Do Morons Make Prediction Markets More Accurate?
In the past few years, we have seen the widespread popularity of prediction markets, like Kalshi or Polymarket. As a fan of prediction markets, I find this extremely exciting. Prediction markets are an incredible way to aggregate information, and get accurate predictions on the likelihood of an event happening.
I am instinctively displeased, however, to see how Kalshi and Polymarket promote themselves, especially on Twitter. Whoever they have running the account seems to have no idea how their product works in even the most trivial respects. Take, for instance, this tweet, which seems unaware of how odds should be a first order Markov variable.
There are lots of tweets like this, which I will not provide. (I do not like crawling through advertisements). Their goal is, of course, to get the attention of morons, who will then bet on it. They are gambling markets, and thus profit when people make trades, whether or not those trades are accurate. However, we might reasonably be concerned that a deluge of uninformed rubes will make the odds less accurate.
We should quickly review how prediction markets work. There is some event we are interested in, which can be resolved as some set of yes’s and no’s. For instance, we might want to know who the next Mayor of New York City will be. Suppose the current odds were 50-50 between Candidate A and Z. This would mean you could buy a token which will be worth $1.00 if Candidate A wins, and $0.00 if they lose, at a price of $0.50. Bettors are not buying it from other traders at a mutually agreeable price – that would be too complicated to make work – but are instead buying it from a liquidity provider, who puts money into the market by buying a balanced share of both yes and no. The liquidity providers are compensated by a fee for making the trade. The price changes automatically as someone buys more of yes or no, and follows a logarithm. The more liquidity there is, the less a single trade affects the price of the market. Liquidity providers profit when there are small changes in price, and lose money when there are large changes in price. Polymarket does this automatically, while Kalshi uses Susquehanna River Trading to provide liquidity. They also have an order book, where people list their own willingness to buy and sell, and place limits on how much they can lose from adverse selection.
Imagine there are two types of traders, informed and uninformed. Alternatively we could say that there is a continuum of traders by the accuracy of their predictions, but that seems needlessly complicated. Both types of traders pay a fixed cost to enter the market, and face some cost of acquiring capital. I conceptualize the fixed cost as spending a binary amount of time to receive a signal, and not allow for someone spending more time to acquire more of a signal.

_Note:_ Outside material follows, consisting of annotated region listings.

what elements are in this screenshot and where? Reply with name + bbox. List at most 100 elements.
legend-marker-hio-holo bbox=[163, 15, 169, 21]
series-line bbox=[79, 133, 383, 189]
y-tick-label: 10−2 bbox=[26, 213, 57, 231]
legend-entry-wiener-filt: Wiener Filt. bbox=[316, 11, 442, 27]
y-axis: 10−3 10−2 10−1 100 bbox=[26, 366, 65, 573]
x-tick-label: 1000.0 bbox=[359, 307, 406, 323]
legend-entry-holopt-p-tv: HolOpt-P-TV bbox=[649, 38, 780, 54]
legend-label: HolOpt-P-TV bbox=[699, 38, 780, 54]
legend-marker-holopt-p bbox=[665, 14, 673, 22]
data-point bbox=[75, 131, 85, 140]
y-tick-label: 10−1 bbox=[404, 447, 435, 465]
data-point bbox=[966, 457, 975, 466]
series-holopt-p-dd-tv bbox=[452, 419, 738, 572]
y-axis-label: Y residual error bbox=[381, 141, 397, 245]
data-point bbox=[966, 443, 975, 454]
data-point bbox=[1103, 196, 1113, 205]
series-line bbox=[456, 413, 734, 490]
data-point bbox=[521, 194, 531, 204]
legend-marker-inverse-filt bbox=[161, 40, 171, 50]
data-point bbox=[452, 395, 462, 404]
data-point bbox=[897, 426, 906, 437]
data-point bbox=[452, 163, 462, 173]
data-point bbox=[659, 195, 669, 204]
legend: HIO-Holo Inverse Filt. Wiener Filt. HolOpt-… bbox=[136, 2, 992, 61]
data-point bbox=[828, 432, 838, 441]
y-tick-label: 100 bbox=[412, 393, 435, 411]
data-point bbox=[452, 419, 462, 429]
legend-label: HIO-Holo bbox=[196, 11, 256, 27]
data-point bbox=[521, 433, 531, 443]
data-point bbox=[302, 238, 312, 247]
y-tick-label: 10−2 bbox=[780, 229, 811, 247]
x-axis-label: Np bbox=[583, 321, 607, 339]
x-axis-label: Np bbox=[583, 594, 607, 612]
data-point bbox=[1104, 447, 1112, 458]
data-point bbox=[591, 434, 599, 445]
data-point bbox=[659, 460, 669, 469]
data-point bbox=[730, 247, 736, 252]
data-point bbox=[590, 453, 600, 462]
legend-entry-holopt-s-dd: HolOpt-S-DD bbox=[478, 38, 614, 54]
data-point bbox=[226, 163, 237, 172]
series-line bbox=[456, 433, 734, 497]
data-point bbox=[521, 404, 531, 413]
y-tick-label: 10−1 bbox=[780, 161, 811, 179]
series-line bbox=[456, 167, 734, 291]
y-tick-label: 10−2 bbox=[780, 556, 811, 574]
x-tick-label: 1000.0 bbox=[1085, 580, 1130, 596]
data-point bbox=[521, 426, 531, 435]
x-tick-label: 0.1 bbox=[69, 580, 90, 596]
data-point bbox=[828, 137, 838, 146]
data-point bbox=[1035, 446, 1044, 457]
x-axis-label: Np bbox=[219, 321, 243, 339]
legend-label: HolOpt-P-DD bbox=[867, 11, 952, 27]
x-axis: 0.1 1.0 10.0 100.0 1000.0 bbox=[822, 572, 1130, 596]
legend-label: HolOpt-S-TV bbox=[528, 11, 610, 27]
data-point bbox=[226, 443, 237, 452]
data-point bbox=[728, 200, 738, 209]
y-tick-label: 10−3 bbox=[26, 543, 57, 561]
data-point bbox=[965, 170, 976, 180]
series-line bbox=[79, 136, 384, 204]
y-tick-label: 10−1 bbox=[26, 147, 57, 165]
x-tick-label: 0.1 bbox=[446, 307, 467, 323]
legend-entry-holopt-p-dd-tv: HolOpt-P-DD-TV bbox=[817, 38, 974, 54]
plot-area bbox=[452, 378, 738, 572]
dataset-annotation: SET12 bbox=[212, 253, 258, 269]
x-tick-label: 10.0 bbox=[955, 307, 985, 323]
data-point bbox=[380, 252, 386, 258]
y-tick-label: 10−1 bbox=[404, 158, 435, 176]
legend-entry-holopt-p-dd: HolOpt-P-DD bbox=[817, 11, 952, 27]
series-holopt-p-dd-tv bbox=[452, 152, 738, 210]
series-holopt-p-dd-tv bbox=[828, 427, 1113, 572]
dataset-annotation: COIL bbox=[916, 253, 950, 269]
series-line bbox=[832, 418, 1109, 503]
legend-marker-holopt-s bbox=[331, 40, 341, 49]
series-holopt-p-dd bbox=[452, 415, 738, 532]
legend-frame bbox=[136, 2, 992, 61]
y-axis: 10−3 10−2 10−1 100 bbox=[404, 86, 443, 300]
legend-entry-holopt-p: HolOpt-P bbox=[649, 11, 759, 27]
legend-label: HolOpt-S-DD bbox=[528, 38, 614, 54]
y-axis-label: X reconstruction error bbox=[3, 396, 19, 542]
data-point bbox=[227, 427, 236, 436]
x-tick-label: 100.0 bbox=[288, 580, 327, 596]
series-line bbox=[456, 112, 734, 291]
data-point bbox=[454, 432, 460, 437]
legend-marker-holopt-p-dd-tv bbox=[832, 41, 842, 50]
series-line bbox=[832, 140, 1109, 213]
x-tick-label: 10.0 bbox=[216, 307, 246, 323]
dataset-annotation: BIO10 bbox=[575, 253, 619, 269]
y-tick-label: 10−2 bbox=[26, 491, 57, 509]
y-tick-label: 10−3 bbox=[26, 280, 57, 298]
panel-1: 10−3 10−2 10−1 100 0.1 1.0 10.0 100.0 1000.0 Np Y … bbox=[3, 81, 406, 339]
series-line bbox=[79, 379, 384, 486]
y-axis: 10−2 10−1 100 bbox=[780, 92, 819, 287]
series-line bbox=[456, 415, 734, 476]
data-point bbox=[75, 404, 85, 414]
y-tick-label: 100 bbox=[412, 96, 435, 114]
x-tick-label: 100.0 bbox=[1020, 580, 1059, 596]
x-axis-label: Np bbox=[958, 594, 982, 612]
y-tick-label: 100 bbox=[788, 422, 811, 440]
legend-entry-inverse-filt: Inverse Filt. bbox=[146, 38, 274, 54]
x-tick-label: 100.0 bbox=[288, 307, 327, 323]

First things first, more uninformed traders allows the trading fee to be smaller, and are necessary for the market to exist at all. We need people to enter with no information in order to make providing liquidity worthwhile. Otherwise, liquidity providers would lose money on every trade, as they get picked off by people who know better.
Beyond this, though, we might be concerned that if uninformed traders are biased they could shift the odds one way or another, and this brings us to the central argument of this article.
If the only cost that informed traders face is a fixed cost to spend their time on prediction markets, then morons, even biased ones, will improve the accuracy of the prediction market. By increasing the stakes, it allows more people to pay the fixed costs of acquiring a better signal. If, however, traders face no fixed costs, but do face increasing costs as they seek more and more capital, then attracting more morons would lower the accuracy of a prediction market. If traders face both, then attracting morons will first raise the accuracy of the prediction market, then lower it.
Which prevails? I do not know. However, we should not be cavalier about advertising prediction markets. It is possible that what is privately optimal, and socially optimal, are not aligned.
A possible way to tackle this is to regress trading volume on Brier score, which is a measure of how accurate the prediction markets were. Alternatively, I think we could pull out a cost of capital from the percentages that nonsense markets trade at. There are people who have positive amounts on Jesus returning this year, because they expect the people betting no will have to pull their money out before they do. I think it should be possible to infer the cost of capital from this, although how is not obvious.


It seems like you could plausibly use sports betting as a proxy for measuring/estimating the marginal effect of dumb money. It also seems plausible that you could have some exogenous shocks to the interest of ‘dumb money’ in particular outcomes (e.g. random rescheduling pushes a match to a more or less desirable timeslot) that would let you measure their effect on accuracy
Isn't the market for Jesus Returning just a bet on interest rates? If you are certain the answer is No, but paid a year later, you should only be happy buying with a No price of 1 minus the interest rate. Buying Yes is equivalent to Selling No, so if you think that No is over-valued, ie that interest rates will rise soon, then you can profit by buying Yes today (and selling it when they do rise).